Le motif de s’étonner tient en revanche au nombre de collaborateurs politiques : l’équipe Fillon en comptait 511. L’équipe Ayrault en compte déjà 525. Or, les cabinets obéissent aux mêmes lois astro-physiques que l’administration dont ils sont à la fois les satellites et le paradigme : ils sont en expansion permanente, et c’est un jeu comique de voir les Premiers ministres rappeler régulièrement qu’ils doivent diminuer de taille.
Comparons maintenant les cabinets Ayrault avec la première année du gouvernement Fillon, et nous en aurons la démonstration. Le gouvernement Fillon avait, pour sa part, commencé (effectifs du 1er août 2007) avec 553 collaborateurs politiques, soit 28 de plus que l’équipe Ayrault. Dès l’année suivante, c’est-à-dire au 1er août 2008, l’équipe Fillon atteignait le record de 652 collaborateurs de cabinets !
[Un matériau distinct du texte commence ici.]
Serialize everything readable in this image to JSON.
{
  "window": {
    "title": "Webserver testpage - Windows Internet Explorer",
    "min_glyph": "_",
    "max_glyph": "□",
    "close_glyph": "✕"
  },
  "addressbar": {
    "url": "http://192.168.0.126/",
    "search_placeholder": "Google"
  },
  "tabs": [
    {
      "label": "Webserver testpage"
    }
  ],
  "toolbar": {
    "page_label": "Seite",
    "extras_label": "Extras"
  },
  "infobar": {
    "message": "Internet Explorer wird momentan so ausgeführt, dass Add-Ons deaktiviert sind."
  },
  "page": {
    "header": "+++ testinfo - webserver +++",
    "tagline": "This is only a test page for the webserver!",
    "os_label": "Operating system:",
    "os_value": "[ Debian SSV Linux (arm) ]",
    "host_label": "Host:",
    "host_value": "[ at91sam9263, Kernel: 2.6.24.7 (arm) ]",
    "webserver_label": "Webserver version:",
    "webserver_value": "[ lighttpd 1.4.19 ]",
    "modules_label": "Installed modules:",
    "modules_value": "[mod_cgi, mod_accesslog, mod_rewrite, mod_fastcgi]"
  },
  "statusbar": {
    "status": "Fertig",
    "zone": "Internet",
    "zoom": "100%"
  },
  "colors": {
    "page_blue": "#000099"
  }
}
Eh oui ! Il s’agit bien du gouvernement dirigé par un homme qui avait déclaré que son pays était au bord de la faillite. Il fallut attendre 2010 pour qu’une première décrue apparaisse : les cabinets tombèrent (au 1er juillet) à 616 collaborateurs. Il faut dire que cela commençait à sentir sérieusement le roussi pour Nicolas Sarkozy, et que le slogan du sauve-qui-peut parcourait les parquets et les moquettes des coulisses ministérielles. L’enjeu était alors de se recaser à une place au soleil, de se faire oublier le temps que la majorité change.
À la différence de l’année 0 de l’équipe Ayrault, l’équipe Fillon s’était en revanche montrée moins gourmande sur les moyens financiers accordés aux cabinets. L’ensemble de l’enveloppe d'indemnité particulière s’élevait à 24,250 millions d’euros en année pleine, soit 1,650 million d’euros de moins que l’équipe Ayrault. L’effet de l’inflation sans doute : les moyens extraordinaires des cabinets débutants auront augmenté de 7,5% en 5 ans.